Metastatic Vaginal Melanoma: A Case Report
Ajay Dar, Kyle C. Strickland, Haresh Mani, Abbas M. TuliBackground
Primary vaginal melanoma is a rare malignancy, accounting for less than 1% of all melanomas in women. In contrast to cutaneous melanomas, mucosal tumors are not associated with ultraviolet (UV) radiation, have distinct clinical courses and biological/mutational profiles, rarely harbor B-Raf proto oncogene (BRAF) mutations, and ultimately respond poorly to standard therapy regimens. Here, we present the case of metastatic primary vaginal mucosal melanoma harboring co-occurring sensitizing and resistance-associated mutations in the KIT gene.
Case Presentation
A 68-year-old postmenopausal woman presented with pelvic pain and a vaginal mass. Biopsy confirmed a diagnosis of mucosal melanoma and concurrent vulvar melanoma in situ. Positron emission topography (PET)/computed tomography (CT) revealed widely metastatic disease, and she was transferred to our care.
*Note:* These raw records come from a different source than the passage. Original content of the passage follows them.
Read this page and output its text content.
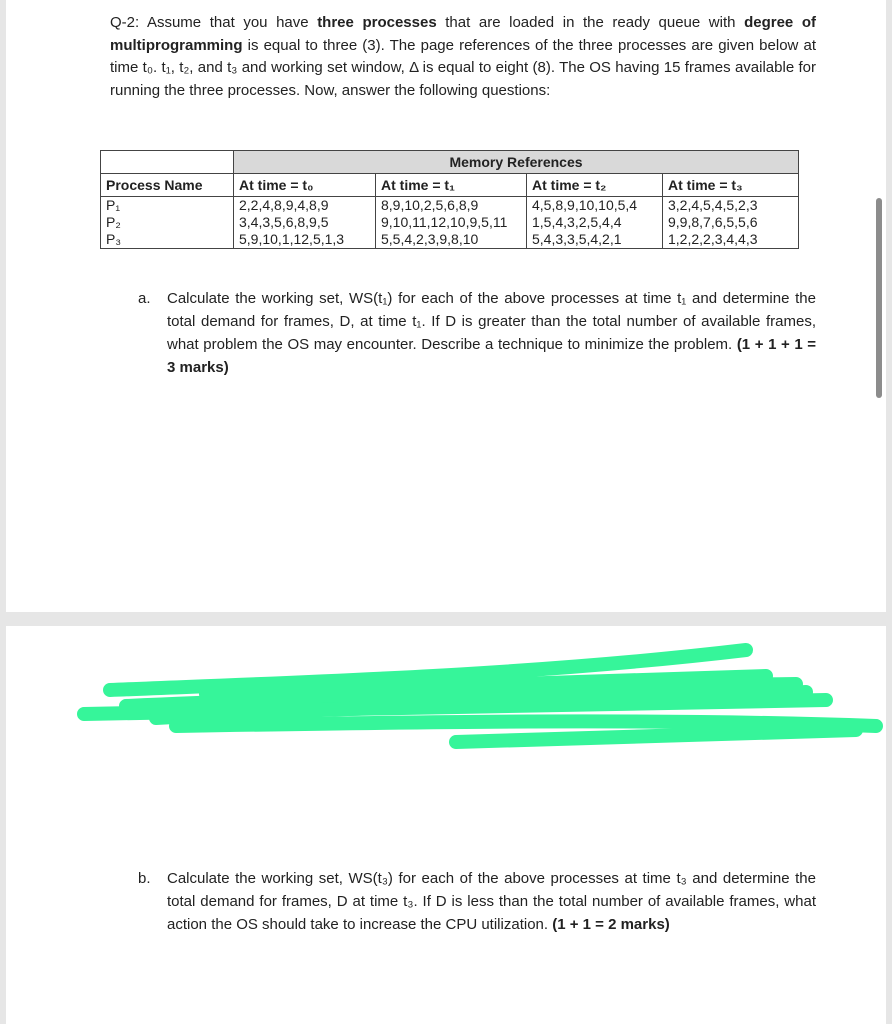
Q-2: Assume that you have three processes that are loaded in the ready queue with degree of multiprogramming is equal to three (3). The page references of the three processes are given below at time t₀. t₁, t₂, and t₃ and working set window, Δ is equal to eight (8). The OS having 15 frames available for running the three processes. Now, answer the following questions:

	Memory References			
Process Name	At time = t₀	At time = t₁	At time = t₂	At time = t₃
P₁	2,2,4,8,9,4,8,9	8,9,10,2,5,6,8,9	4,5,8,9,10,10,5,4	3,2,4,5,4,5,2,3
P₂	3,4,3,5,6,8,9,5	9,10,11,12,10,9,5,11	1,5,4,3,2,5,4,4	9,9,8,7,6,5,5,6
P₃	5,9,10,1,12,5,1,3	5,5,4,2,3,9,8,10	5,4,3,3,5,4,2,1	1,2,2,2,3,4,4,3
a. Calculate the working set, WS(t₁) for each of the above processes at time t₁ and determine the total demand for frames, D, at time t₁. If D is greater than the total number of available frames, what problem the OS may encounter. Describe a technique to minimize the problem. (1 + 1 + 1 = 3 marks)
b. Calculate the working set, WS(t₃) for each of the above processes at time t₃ and determine the total demand for frames, D at time t₃. If D is less than the total number of available frames, what action the OS should take to increase the CPU utilization. (1 + 1 = 2 marks)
A liver biopsy was performed to confirm metastatic disease and obtain tissue for molecular profiling. Next-generation sequencing (OmniSeq INSIGHT, Labcorp; Buffalo, NY) demonstrated co-occurring KIT mutations (L576P and V654A), low tumor mutational burden (7.1 mut/Mb), and no evidence of BRAF mutation. She was treated with nivolumab plus relatlimab-rmbw. The patient experienced disease progression and received palliative radiation, which failed to provide symptomatic relief. The patient expired less than six months after diagnosis.
Conclusion
This case demonstrates the unique features and care limitations of mucosal melanomas. To our knowledge, co-occurring KIT L576P AND V654A mutations in a treatment-naïve primary vaginal melanoma have not been described in previous reports. This finding underscores the complexity of molecular profiling in guiding treatment decisions.